Мальчик сделал еще несколько шагов и спросил:
– Что случилось, мам? Ты кричала, – он шел с опаской, но все же шел к своему светочу жизни.
– Сынок, пожалуйста, выйди из комнаты, – дрожащим голосом, глотая слезы, говорила мать.
– Ты плачешь, – продолжал он, – тебе грустно? Прости, что расстроил, – приближался малыш.
– Уйди, – едва слышно выдавила из себя Любовь Петровна. Она впилась пальцами в плечи, чтобы успокоиться, и ком в горле не позволял говорить ей нормально. Надо было либо его проглотить, либо выплюнуть. Вся ее сила воли была нацелена на первое, в то время как присутствие мальчика сопутствовало второму.

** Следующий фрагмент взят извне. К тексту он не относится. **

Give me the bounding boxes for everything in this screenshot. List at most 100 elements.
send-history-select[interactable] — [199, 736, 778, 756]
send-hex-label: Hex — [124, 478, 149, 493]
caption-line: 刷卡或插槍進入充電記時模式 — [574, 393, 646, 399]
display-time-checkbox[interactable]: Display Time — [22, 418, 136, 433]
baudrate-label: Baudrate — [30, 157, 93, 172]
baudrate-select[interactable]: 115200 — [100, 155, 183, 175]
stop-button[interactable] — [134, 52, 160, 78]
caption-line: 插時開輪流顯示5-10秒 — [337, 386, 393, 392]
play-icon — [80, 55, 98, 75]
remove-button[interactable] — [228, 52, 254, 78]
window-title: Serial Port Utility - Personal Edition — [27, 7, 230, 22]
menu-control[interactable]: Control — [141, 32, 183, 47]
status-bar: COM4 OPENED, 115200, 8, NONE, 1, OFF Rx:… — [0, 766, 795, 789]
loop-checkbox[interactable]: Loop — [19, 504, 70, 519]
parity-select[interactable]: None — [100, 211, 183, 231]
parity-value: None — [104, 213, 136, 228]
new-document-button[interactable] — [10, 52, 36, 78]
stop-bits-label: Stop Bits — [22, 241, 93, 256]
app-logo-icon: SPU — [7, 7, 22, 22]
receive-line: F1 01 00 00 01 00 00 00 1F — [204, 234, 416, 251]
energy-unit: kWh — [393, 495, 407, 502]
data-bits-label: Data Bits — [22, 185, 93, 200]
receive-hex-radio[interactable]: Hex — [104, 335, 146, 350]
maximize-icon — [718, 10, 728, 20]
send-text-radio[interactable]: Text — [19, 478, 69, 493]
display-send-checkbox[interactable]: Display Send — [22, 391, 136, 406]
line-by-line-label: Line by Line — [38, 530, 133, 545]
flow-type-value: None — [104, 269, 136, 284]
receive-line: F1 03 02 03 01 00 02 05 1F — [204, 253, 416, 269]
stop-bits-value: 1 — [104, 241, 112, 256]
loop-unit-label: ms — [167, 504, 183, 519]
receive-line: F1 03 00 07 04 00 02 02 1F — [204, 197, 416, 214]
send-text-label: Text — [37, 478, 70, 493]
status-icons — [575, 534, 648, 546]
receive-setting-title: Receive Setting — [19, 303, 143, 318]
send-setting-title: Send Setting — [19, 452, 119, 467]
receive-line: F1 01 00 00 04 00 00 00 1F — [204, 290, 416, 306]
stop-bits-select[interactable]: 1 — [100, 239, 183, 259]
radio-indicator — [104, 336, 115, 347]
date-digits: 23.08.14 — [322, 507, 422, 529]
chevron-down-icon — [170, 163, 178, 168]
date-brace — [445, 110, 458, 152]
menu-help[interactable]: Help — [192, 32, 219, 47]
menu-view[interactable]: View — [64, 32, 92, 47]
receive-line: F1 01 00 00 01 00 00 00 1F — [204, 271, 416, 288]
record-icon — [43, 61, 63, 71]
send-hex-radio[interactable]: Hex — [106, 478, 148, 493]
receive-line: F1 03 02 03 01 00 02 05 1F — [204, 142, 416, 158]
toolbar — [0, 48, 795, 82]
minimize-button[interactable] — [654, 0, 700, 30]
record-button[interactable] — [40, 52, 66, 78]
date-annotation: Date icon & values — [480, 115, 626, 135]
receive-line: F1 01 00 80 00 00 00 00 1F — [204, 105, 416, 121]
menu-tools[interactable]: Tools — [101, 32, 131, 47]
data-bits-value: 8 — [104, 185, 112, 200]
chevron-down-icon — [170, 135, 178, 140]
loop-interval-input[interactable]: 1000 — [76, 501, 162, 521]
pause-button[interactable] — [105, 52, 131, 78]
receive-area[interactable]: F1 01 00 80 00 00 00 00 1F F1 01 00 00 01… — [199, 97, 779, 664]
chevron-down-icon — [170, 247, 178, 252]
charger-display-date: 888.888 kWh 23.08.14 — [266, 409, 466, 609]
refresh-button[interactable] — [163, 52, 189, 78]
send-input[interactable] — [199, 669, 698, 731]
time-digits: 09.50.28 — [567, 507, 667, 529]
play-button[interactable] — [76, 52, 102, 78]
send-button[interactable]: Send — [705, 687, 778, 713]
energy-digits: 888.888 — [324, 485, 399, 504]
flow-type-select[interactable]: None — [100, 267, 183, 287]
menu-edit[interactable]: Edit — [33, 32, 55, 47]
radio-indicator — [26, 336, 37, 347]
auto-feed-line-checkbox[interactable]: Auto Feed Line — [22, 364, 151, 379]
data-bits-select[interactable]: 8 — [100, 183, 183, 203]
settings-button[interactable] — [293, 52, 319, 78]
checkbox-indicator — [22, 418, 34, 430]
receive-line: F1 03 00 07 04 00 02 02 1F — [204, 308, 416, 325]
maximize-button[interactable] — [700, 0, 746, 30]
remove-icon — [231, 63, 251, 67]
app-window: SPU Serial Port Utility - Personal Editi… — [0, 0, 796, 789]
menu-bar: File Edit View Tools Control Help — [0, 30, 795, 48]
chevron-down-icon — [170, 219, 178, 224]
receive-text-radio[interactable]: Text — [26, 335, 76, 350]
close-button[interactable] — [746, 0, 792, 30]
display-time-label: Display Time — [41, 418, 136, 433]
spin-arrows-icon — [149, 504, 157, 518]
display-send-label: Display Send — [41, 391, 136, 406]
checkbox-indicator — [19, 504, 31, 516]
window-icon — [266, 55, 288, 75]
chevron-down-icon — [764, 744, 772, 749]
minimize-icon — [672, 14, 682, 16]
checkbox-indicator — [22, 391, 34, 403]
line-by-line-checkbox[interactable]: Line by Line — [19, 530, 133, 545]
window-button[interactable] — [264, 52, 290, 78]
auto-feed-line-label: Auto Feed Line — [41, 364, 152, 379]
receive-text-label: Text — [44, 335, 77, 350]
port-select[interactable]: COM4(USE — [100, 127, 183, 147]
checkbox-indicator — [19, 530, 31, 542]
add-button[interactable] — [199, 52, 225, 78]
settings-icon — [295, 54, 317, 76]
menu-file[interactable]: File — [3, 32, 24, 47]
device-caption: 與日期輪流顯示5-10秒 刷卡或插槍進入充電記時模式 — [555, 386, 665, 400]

Мальчишка не услышал призыва матери к пониманию. Слишком он волновался за нее. Он не представлял, что же с ней произошло, лишь наивно хотел помочь. Прежде он лишь мог наблюдать, как мама прячется, чтобы плакать. Мысль о собственной причастности к ее горю у него не появилась в голове. Он боялся за маму и потому еще раз позвал ее:
– Мам?!
– Да исчезни ты уже наконец! – резко развернулась Любовь Петровна и с силой хлопнула рукой по полу. Ее волосы цвета спелой соломы взметнулись вихрами, заплаканные красные глаза сузились, а тонкие губы поджались к зубам еще сильнее. Внутри нее сейчас воевали две эмоции – злость и тревога, – пытаясь уничтожить друг друга. Она не хотела ранить ребенка, но обида давала о себе знать. – Почему тебе вечно чего-то надо! Никогда не можешь остановиться. Вечно все ломаешь и попадаешь в переделки. А как тебя спросишь, то начинаешь выдумывать небылицы, лишь бы прикрыть свои проступки. Даже сейчас ты не можешь послушно уйти. Достало! Исчезни с глаз моих! – Она хотела попросить сына уйти, чтобы он не пострадал, но каждым словом из прорванной плотины метала в него лезвия, что впивались в маленькое создание.
Она увидела ошарашенное лицо мальчика и замерла – осознала, что натворила, и вся баталия эмоций внутри нее вмиг утихла. Любовь Петровна поняла, что сделала то, чего делать не хотела и всеми силами пыталась предотвратить.
Мальчишка лишь широко распахнул глаза. Затем на них навернулись слезы, но он себя сдерживал. Плакать для него было табу – он единственный мужчина в семье. Его маленькие кулачки были сжаты, а плечи слегка дрожали.
Между ними повисла горячая тишина, что звонко гудела у обоих в ушах.